It’s the era of peace and love in the 1960s, but Caroline’s life is no longer peaceful. Since her beautiful older sister Jess disappeared, fifteen-year-old Caroline can’t stop blaming herself and looking for leads. Her parents do nothing but drink and fight. The police have no solid leads. The only person who cares is Tony, her sister’s older boyfriend. Tony convinces Caroline that Jess has run away to magical, sunny California. Tony wants Caroline to go with him to find Jess. And Caroline sees no option but to follow, even if Tony scares her a little sometimes with his blue-eyed intensity.

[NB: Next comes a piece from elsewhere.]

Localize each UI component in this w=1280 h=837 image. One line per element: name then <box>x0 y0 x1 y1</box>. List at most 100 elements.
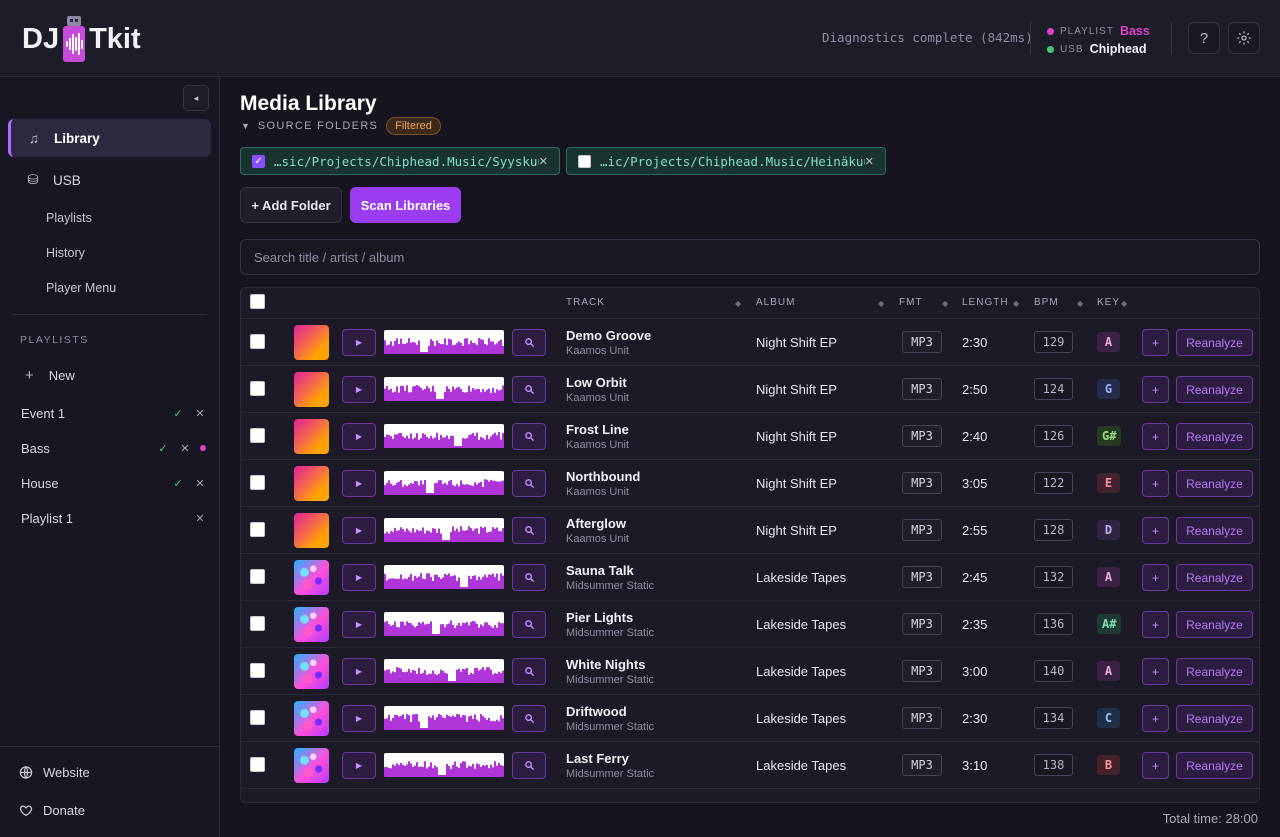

Caroline’s innocence is slipping away with her sister’s disappearance. Having this story told from the perspective of a curious fifteen-year-old girl struggling with her identity does a tremendous service for the reader. Caroline is sad, but not bogged down in grief the way an adult would be. She’s optimistic about her sister’s fate and convinced that everything is going to be okay while the adults in her life are dismissive. And she’s convinced she and Tony are the only people who can solve the mystery of Jess’s disappearance.
The dynamic between a girl and her older sister is perfectly explored in this book. When you’re the younger sister, you want what your sister has. You want to feel what she feels. You want her boyfriend to look at you the way he looks at her, even if that’s a little creepy. You want to wear her clothes and be her, even if she has a way of finding trouble that disturbs you. This is the trap Caroline falls into. Her missteps are understandable, even if they make your heart race.
Emily Ross is a master of tension and suspense. Half in Love With Death grabs you from the first page, and doesn’t let go until long after the last word.